The Packer’s Tom Karst visited Sept. 16 with Shay Myers, CEO of Parma, Idaho-based Owyhee Produce.

A significant amount of soot and particulates were in the air Sept. 16, Myers said. To put it in perspective the region’s visibility is typically 12 miles to nearly unlimited.

“However, right now we’re talking a mile a quarter of a mile visibility in the morning when temperatures are lower, so it is a really thick haze, with the resemblance to something like fog except for it falls out of the sky and coats everything with a layer of ash.”

Nearest fires to Owyhee Produce were more than 100 miles away, he said, and he said skies have been hazy for going on ten days on Sept. 16.

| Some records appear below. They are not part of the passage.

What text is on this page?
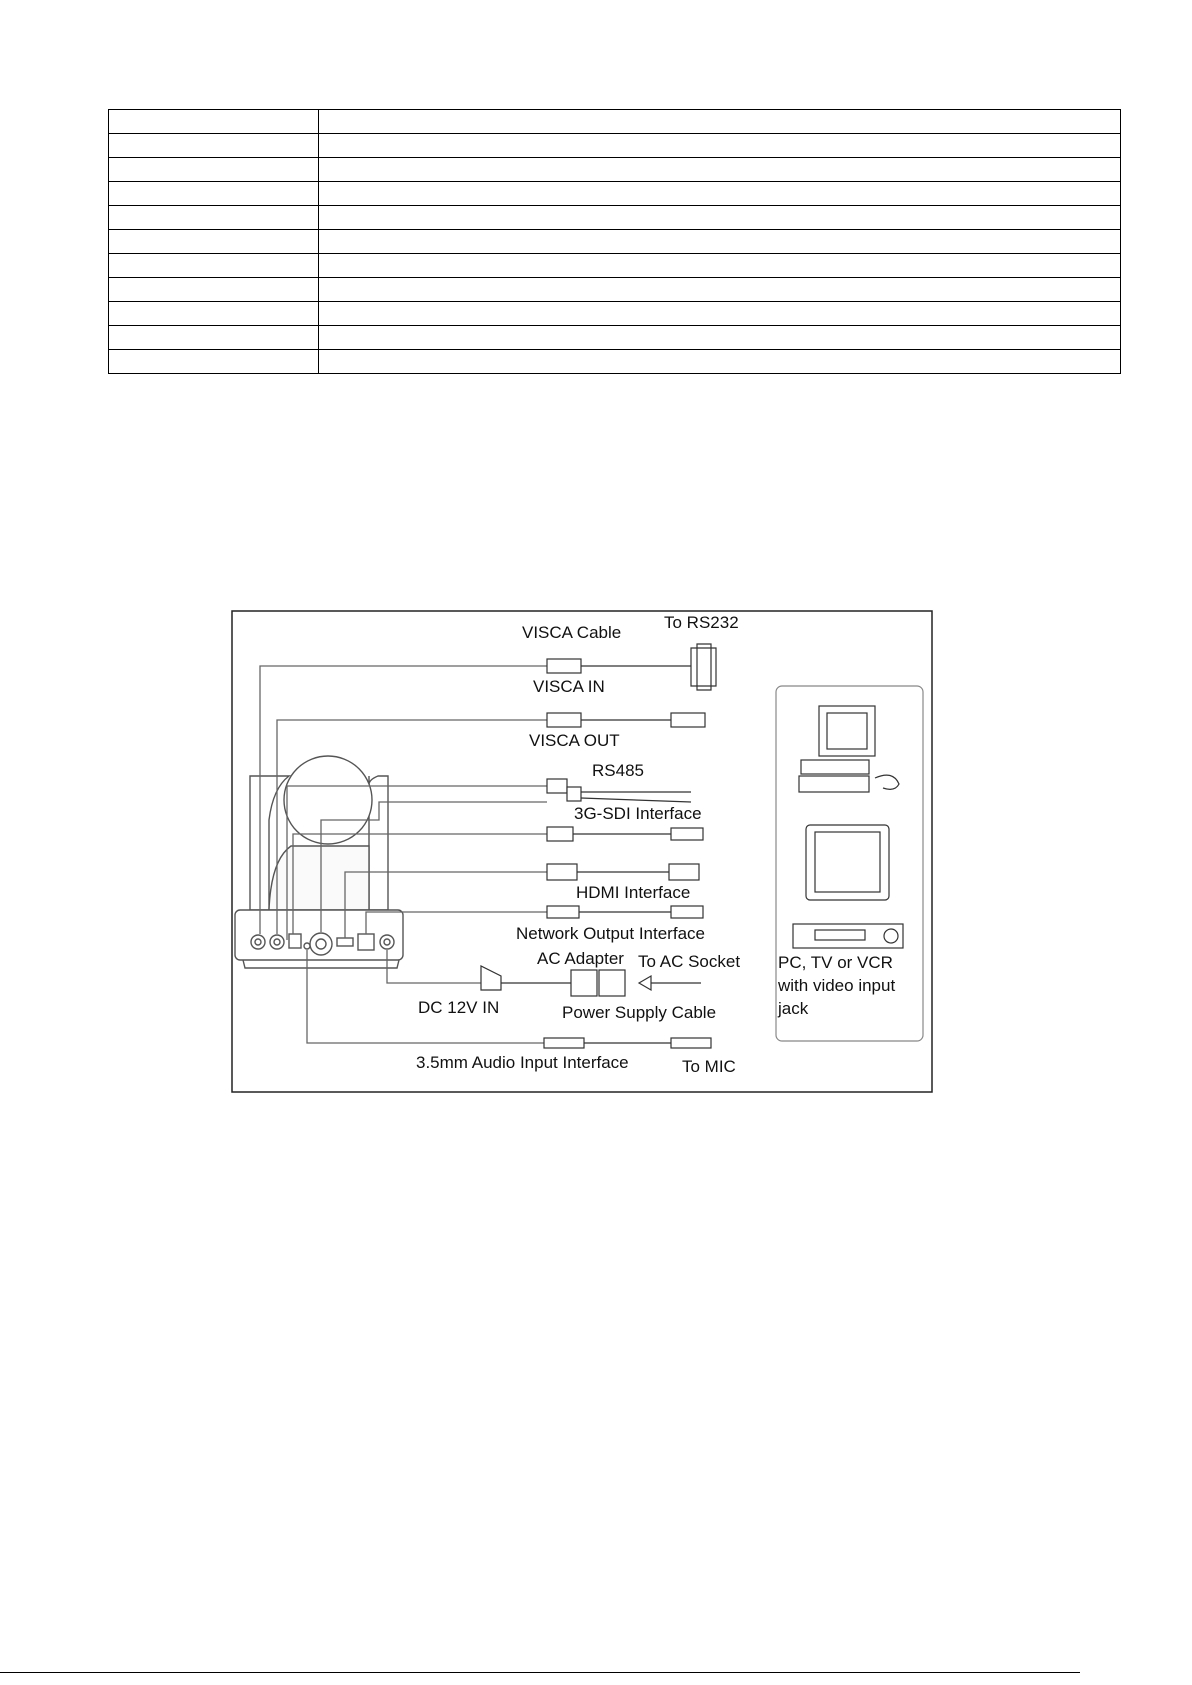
VISCA Cable
To RS232
VISCA IN
VISCA OUT
RS485
3G-SDI Interface
HDMI Interface
Network Output Interface
AC Adapter To AC Socket
DC 12V IN	Power Supply Cable
3.5mm Audio Input Interface	To MIC
PC, TV or VCR
with video input
jack
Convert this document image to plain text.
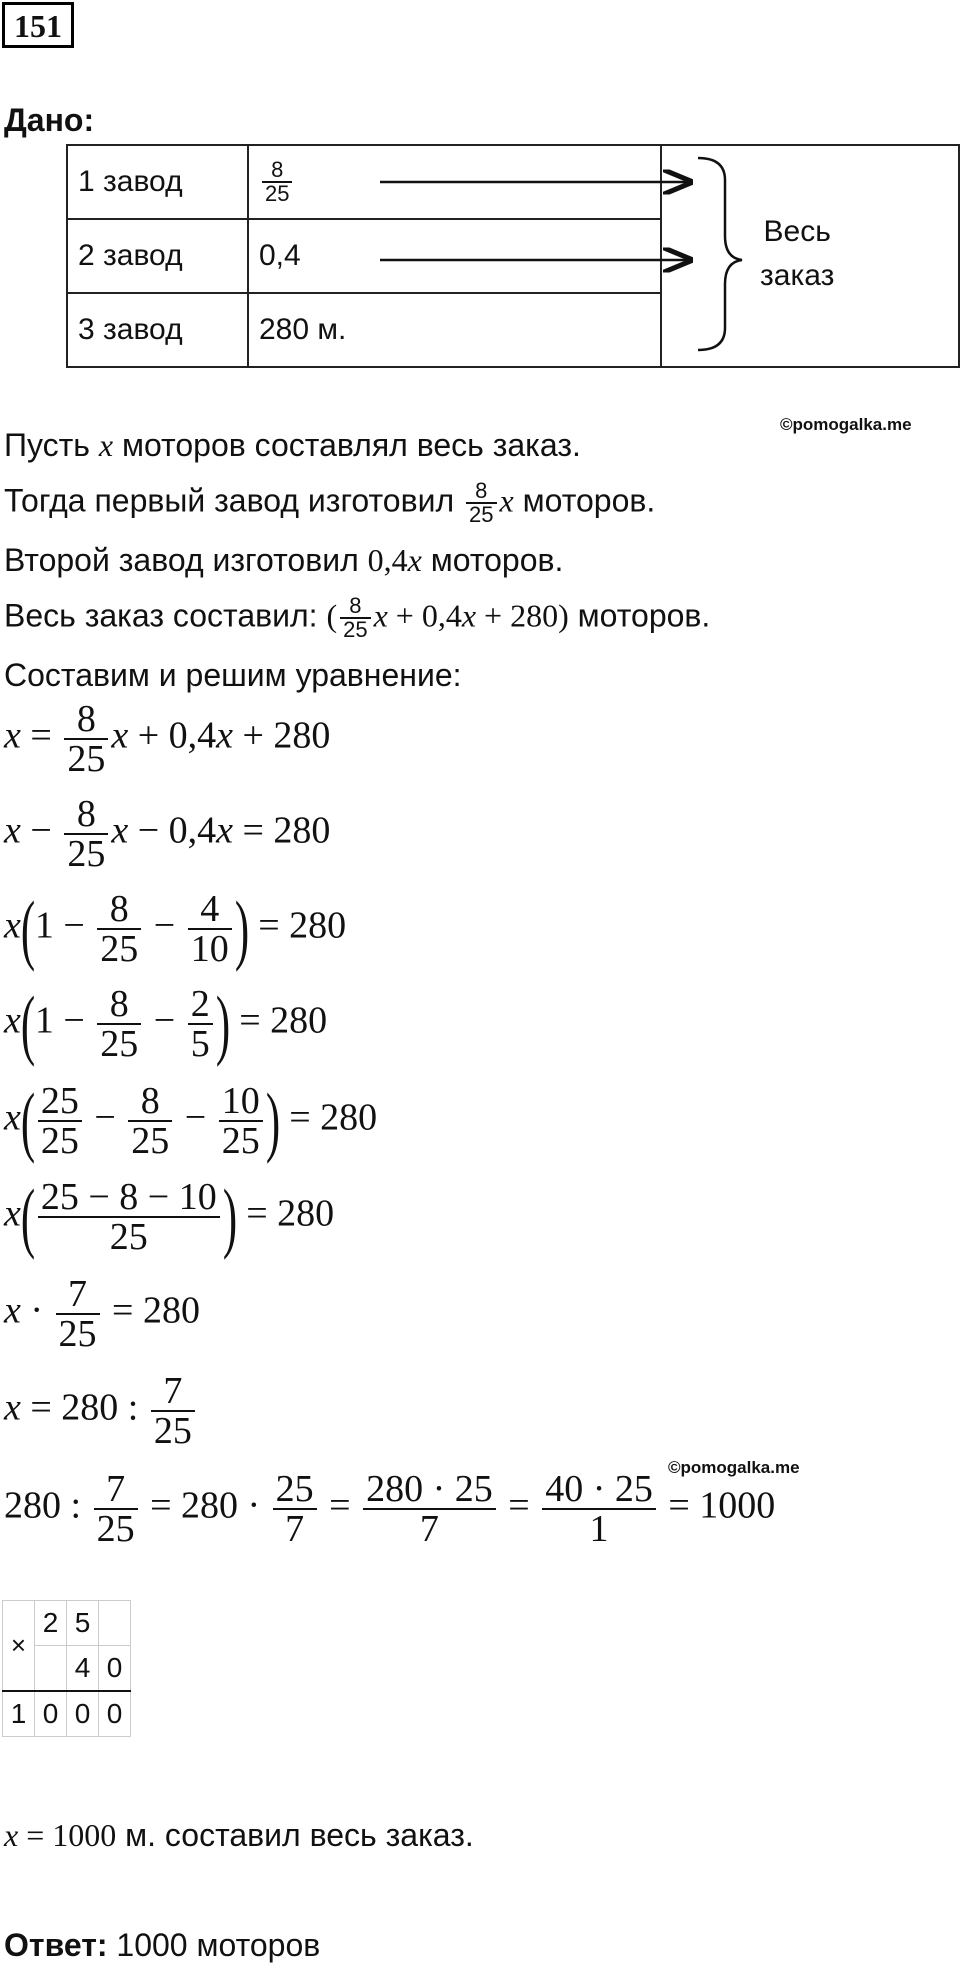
151
Дано:
1 завод	$\frac{8}{25}$

2 завод	0,4	
3 завод	280 м.	
Весь
заказ
©pomogalka.me
Пусть x моторов составлял весь заказ.
Тогда первый завод изготовил $\frac{8}{25}$ x моторов.
Второй завод изготовил 0,4x моторов.
Весь заказ составил: ( $\frac{8}{25}$ x + 0,4x + 280) моторов.
Составим и решим уравнение:
$x = \frac{8}{25}$ x + 0,4x + 280
$x - \frac{8}{25}$ x − 0,4x = 280
$x(1 - \frac{8}{25} - \frac{4}{10}$ ) = 280
$x(1 - \frac{8}{25} - \frac{2}{5}$ ) = 280
$x( \frac{25}{25} - \frac{8}{25} - \frac{10}{25}$ ) = 280
$x( \frac{25 - 8 - 10}{25}$ ) = 280
$x \cdot \frac{7}{25} = 280$
x = 280 : $\frac{7}{25}$
©pomogalka.me
280 : $\frac{7}{25} = 280 \cdot \frac{25}{7} = \frac{280 \cdot 25}{7} = \frac{40 \cdot 25}{1} = 1000$
×	2	5	
		4	0
1	0	0	0
x = 1000 м. составил весь заказ.
Ответ: 1000 моторов
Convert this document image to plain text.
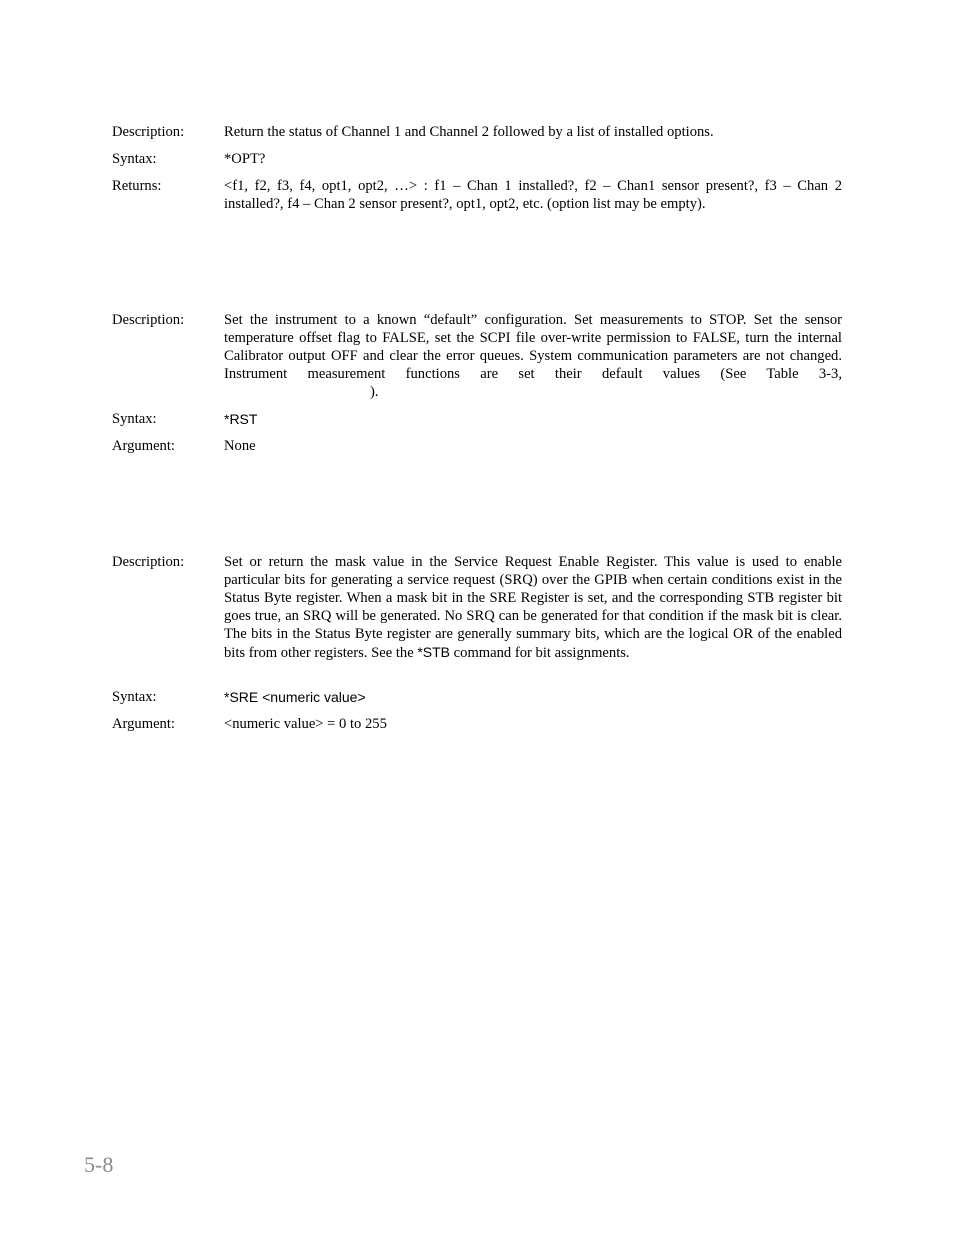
Description:	Return the status of Channel 1 and Channel 2 followed by a list of installed options.
Syntax:	*OPT?
Returns:	<f1, f2, f3, f4, opt1, opt2, …> : f1 – Chan 1 installed?, f2 – Chan1 sensor present?, f3 – Chan 2
installed?, f4 – Chan 2 sensor present?, opt1, opt2, etc. (option list may be empty).
Description:	Set the instrument to a known “default” configuration. Set measurements to STOP. Set the sensor temperature offset flag to FALSE, set the SCPI file over-write permission to FALSE, turn the internal Calibrator output OFF and clear the error queues. System communication parameters are not changed. Instrument measurement functions are set their default values (See Table 3-3,
).
Syntax:	*RST
Argument:	None
Description:	Set or return the mask value in the Service Request Enable Register. This value is used to enable particular bits for generating a service request (SRQ) over the GPIB when certain conditions exist in the Status Byte register. When a mask bit in the SRE Register is set, and the corresponding STB register bit goes true, an SRQ will be generated. No SRQ can be generated for that condition if the mask bit is clear. The bits in the Status Byte register are generally summary bits, which are the logical OR of the enabled bits from other registers. See the *STB command for bit assignments.
Syntax:	*SRE <numeric value>
Argument:	<numeric value> = 0 to 255
5-8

Still-growing sweet potatoes have been slowed by hazy skies. In addition, onions now being cured in the field before they are collected to be put in storage, and Myers said the hazy skies and lower temperatures have slowed that process.

Smokey skies lowered temperatures on Sept. 16 to the low 60s, compared to normal temperatures in the mid-80s.

“With the lack of sunshine, and with the significantly lower temperatures, we are not getting the normal drying action for onions that we would like to see this time of year,” he siad.

Myers estimated that perhaps 5% of the onions are harvested and under cover in the Treasure Valley of Idaho-eastern Oregon, which is close to normal. “Normally right now this would be our first heavy week,” he said But further delays caused by hazy skies could slow the process of drying the onions and putting them safely under cover, he said.